Name: Titus S. van Erp
Date of Birth: 22-09-1974
Married to: Caroline
Children: Sebastien (2005), Cedric (2007), and Sophie (2011)
Education:
1999: Master in Theoretical Physics (Nijmegen, The Netherlands)
2003: PhD in Natural Sciences (Amsterdam, The Netherlands)
Work Experience:
2003-2006: Postdoc/Marie-Curie Fellow at the ENS-Lyon and CECAM-institute,
Lyon, France.
2006-2012: Centre-of-Excellence Senior Researcher at the Department of Surface
Science and Catalysis, KU Leuven, Leuven, Belgium.
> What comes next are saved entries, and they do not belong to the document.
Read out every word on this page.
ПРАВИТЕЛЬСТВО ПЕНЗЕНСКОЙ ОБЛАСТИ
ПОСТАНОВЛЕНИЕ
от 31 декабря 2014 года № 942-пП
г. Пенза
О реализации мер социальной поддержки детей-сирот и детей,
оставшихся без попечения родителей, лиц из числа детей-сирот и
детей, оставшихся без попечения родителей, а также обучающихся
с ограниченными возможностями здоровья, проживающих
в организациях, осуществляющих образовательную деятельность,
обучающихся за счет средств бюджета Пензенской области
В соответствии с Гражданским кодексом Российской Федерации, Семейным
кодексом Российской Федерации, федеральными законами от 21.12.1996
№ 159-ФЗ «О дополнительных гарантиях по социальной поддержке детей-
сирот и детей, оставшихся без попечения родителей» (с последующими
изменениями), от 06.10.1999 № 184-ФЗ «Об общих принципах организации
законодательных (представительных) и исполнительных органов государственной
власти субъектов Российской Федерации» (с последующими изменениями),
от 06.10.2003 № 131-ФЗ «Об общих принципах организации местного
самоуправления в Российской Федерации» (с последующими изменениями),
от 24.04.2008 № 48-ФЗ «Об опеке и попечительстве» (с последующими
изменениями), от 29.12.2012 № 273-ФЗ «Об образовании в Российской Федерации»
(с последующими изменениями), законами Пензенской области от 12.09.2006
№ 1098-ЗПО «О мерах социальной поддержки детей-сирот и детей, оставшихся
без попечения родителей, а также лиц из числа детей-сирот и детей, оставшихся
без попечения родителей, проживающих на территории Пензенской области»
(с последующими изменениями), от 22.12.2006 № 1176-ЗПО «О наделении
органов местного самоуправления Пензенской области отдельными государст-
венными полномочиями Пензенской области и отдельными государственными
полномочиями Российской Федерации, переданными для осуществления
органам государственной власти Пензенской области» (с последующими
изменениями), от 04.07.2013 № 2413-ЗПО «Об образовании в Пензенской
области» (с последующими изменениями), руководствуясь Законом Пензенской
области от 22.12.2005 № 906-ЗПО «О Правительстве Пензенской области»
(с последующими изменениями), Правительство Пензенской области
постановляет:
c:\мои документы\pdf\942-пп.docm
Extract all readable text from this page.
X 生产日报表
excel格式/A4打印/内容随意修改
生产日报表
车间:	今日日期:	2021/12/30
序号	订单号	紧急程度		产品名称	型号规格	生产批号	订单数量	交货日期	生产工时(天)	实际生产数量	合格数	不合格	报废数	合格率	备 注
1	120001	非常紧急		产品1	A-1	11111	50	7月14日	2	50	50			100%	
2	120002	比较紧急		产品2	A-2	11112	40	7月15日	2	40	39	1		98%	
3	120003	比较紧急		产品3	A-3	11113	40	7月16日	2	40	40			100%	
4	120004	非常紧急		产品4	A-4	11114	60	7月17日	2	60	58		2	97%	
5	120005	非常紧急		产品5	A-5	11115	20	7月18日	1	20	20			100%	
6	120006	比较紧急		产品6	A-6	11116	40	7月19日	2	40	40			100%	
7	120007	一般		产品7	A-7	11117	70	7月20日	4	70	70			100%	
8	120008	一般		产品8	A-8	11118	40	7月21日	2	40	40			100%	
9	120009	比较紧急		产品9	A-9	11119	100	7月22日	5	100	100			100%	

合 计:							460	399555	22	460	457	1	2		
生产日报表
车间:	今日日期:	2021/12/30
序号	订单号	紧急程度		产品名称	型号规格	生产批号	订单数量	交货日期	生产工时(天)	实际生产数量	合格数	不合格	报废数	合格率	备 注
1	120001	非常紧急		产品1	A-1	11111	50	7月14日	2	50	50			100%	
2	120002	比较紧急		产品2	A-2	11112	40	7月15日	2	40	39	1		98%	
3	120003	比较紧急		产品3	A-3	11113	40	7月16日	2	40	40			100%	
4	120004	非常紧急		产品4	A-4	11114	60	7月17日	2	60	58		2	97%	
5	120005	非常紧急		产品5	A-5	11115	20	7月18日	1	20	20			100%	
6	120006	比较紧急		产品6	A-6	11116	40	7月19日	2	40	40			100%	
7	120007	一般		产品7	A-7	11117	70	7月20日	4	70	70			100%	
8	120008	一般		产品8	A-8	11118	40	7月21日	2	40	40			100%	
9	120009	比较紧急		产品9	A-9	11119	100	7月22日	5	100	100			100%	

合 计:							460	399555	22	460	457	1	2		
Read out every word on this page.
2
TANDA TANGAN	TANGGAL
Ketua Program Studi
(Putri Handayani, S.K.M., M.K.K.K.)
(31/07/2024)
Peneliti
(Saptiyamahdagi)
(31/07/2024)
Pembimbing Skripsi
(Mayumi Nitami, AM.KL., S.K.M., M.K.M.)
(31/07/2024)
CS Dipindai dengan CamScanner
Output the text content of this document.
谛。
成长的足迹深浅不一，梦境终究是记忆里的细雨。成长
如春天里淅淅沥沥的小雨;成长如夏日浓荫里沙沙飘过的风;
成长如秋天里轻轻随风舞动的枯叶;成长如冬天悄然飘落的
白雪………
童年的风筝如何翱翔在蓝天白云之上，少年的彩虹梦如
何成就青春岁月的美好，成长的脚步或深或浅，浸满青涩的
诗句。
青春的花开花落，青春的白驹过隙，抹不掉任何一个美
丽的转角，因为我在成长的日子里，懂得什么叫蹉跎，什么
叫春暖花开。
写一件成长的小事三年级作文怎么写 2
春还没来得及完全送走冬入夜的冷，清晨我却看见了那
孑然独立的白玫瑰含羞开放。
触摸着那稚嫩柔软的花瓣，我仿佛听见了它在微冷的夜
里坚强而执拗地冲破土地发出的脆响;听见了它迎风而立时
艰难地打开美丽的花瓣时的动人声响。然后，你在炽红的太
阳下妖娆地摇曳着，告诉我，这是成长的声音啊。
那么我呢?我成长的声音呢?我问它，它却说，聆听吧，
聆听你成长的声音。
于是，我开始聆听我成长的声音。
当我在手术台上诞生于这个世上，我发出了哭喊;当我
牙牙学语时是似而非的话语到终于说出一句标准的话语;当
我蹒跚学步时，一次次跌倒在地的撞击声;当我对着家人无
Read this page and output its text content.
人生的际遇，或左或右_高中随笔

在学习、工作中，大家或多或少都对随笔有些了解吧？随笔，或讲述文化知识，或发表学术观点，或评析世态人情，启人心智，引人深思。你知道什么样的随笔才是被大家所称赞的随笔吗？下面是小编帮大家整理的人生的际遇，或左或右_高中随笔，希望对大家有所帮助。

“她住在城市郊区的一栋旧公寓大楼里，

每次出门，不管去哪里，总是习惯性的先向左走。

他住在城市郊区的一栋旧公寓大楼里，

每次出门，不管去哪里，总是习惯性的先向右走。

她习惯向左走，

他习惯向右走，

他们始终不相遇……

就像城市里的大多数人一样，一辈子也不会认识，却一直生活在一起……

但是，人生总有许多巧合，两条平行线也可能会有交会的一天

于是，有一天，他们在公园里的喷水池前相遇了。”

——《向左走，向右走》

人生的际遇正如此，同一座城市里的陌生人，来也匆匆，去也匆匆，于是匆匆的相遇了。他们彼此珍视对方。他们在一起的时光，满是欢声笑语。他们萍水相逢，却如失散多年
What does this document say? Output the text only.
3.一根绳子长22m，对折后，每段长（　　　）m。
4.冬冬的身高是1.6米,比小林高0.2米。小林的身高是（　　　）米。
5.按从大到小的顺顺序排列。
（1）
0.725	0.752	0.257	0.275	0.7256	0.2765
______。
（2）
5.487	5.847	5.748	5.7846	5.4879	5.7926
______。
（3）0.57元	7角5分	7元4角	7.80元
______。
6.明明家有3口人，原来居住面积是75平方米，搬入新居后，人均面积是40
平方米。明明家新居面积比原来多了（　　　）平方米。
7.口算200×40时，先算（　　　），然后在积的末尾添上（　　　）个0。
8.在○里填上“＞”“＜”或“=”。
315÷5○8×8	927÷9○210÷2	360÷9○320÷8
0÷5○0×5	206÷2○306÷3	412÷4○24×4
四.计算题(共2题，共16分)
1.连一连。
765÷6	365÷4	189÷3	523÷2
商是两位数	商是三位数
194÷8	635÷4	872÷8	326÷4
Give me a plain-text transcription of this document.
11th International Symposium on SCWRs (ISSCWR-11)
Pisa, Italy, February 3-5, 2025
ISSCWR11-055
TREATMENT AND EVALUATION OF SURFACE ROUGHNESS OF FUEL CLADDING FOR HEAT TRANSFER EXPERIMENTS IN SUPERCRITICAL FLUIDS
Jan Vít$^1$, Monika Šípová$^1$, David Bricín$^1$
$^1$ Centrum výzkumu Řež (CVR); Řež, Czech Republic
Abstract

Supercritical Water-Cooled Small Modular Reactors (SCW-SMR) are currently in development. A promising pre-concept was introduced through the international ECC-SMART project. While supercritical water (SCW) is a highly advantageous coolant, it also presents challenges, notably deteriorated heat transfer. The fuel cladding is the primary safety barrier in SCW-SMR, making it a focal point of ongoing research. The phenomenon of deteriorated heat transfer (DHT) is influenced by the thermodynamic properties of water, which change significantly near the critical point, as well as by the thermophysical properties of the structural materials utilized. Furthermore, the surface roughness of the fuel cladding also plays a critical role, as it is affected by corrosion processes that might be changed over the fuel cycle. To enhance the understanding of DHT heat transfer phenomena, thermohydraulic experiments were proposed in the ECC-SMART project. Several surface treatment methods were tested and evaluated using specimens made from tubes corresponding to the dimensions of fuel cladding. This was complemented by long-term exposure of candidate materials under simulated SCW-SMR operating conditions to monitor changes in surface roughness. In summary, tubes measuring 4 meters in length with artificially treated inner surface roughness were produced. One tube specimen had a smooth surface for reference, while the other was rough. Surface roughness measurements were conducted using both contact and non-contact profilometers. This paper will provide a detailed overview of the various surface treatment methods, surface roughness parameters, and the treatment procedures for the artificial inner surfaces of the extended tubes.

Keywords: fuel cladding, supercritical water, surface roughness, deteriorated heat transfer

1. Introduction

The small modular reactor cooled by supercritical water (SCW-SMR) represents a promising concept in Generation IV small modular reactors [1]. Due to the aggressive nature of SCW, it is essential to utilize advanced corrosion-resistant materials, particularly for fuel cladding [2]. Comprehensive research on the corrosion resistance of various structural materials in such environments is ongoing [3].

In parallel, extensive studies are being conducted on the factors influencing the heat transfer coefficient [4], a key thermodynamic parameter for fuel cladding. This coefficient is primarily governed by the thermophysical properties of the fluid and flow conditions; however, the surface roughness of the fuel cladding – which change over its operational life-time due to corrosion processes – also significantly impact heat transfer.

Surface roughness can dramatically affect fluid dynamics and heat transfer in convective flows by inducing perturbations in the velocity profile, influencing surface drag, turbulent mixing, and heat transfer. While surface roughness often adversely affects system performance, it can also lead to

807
2012-2016: Associate Professor at the Department of Chemistry, NTNU,
Trondheim, Norway.
Since 2016: Full Professor
ResearcherID:
www.researcherid.com/rid/G-2045-2012
Research Statement:
The understanding of chemical, physical, and biological processes at the
molecular and atomistic scale has changed our daily life. Medicines,
computers, mobile phones, tablets, plastic, solar-cells, space crafts, and
many more things would not have been developed without this knowledge. These
are impressive achievements, but our knowledge on how exactly molecules
interact is still very much limited. Our time faces big challenges regarding
energy resources and environment. Solutions to these problems require
revolutionary breakthroughs which are likely to be found at the molecular
scale. Computer simulations are the ideal tool to obtain information at this
nanoscale that is mostly invisible for experiments. However, even if we have
the right theory, which is Quantum Mechanics, solving the corresponding
equations for a complex system would take centuries even for the fastest
computer on earth. A large number of smart tricks, algorithms, and subtile
approximations boosted the field of Molecular Modeling tremendously. Although
it is impossible to overestimate the importance of the incredible increase of
computer power to this field, its effect is relatively small in comparison
with the development of inventive new algorithms and methods. Yet, there is no
reason to rest and be satisfied. We are still far from a situation in which we
can just ‘design‘ new materials and medicines by running computer simulations.
We can not reach the time-scales and length-scales of important processes that
occur in biological or industrial processes without making crude
approximations or invoking uncertain assumptions. My research aims to bring
forward the molecular understanding of complex processes using state-of-the-
art simulation techniques. In addition to these applications, a large part of
my research is also devoted to the development of new innovative methodologies
that can enhance the accuracy of present methods and expand accessible time-
and system scales of computer simulations.